Skip to main content
Version: 0.91

operators.candidates.rich_doc_features.RichDocSpanVisualPreprocessor

class operators.candidates.rich_doc_features.RichDocSpanVisualPreprocessor(location='center', scope='page', threshold=50, threshold_unit='pixels', threshold_dir='left_or_right', mask_span_ngrams=True, ngram_range_min=1, ngram_range_max=2, feature_name_override=None)

Operator to compute visual Rich Doc features for span.

Operator to compute visual Rich Doc features for span. Available Features (optionally with a suffix on the feature name):

Note: rich_doc_aligned_ngrams: The ngrams in the given [scope] whose [location] is within [threshold] [threshold_unit]s

Parameters:
  • location (str, default: 'center') – The location of the span and ngrams to compare (left / center / right / top / middle / bottom)

  • scope (str, default: 'page') – The scope to search for ngrams within (word / line / par / area / page).

  • threshold (int, default: 50) – The maximum threshold used when comparing two location values

  • threshold_dir (str, default: 'left_or_right') – A specific direction for restricting the search for aligned ngrams (left_only, right_only, left_or_right, up_only, down_only, up_or_down)

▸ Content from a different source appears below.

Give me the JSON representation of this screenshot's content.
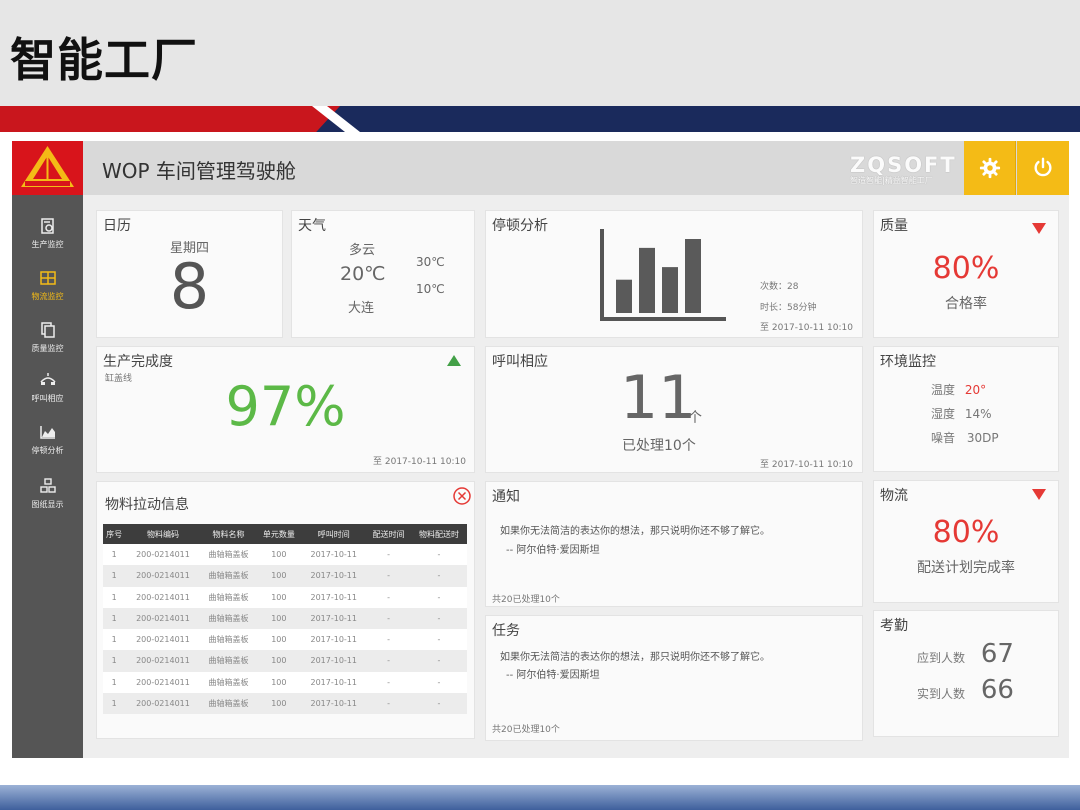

  • mask_span_ngrams (bool, default: True) – If True, replace the span with -SPAN- in all ngrams

  • ngram_range_min (int, default: 1) – The lower bound of ngrams to include (e.g., 1 = unigrams, 2 = bigrams, etc.)

  • ngram_range_max (int, default: 2) – The upper bound of ngrams to include (e.g., 1 = unigrams, 2 = bigrams, etc.)

  • feature_name_override (Optional[str], default: None) – If not None, use this as the generated column name (instead of an auto-generated name).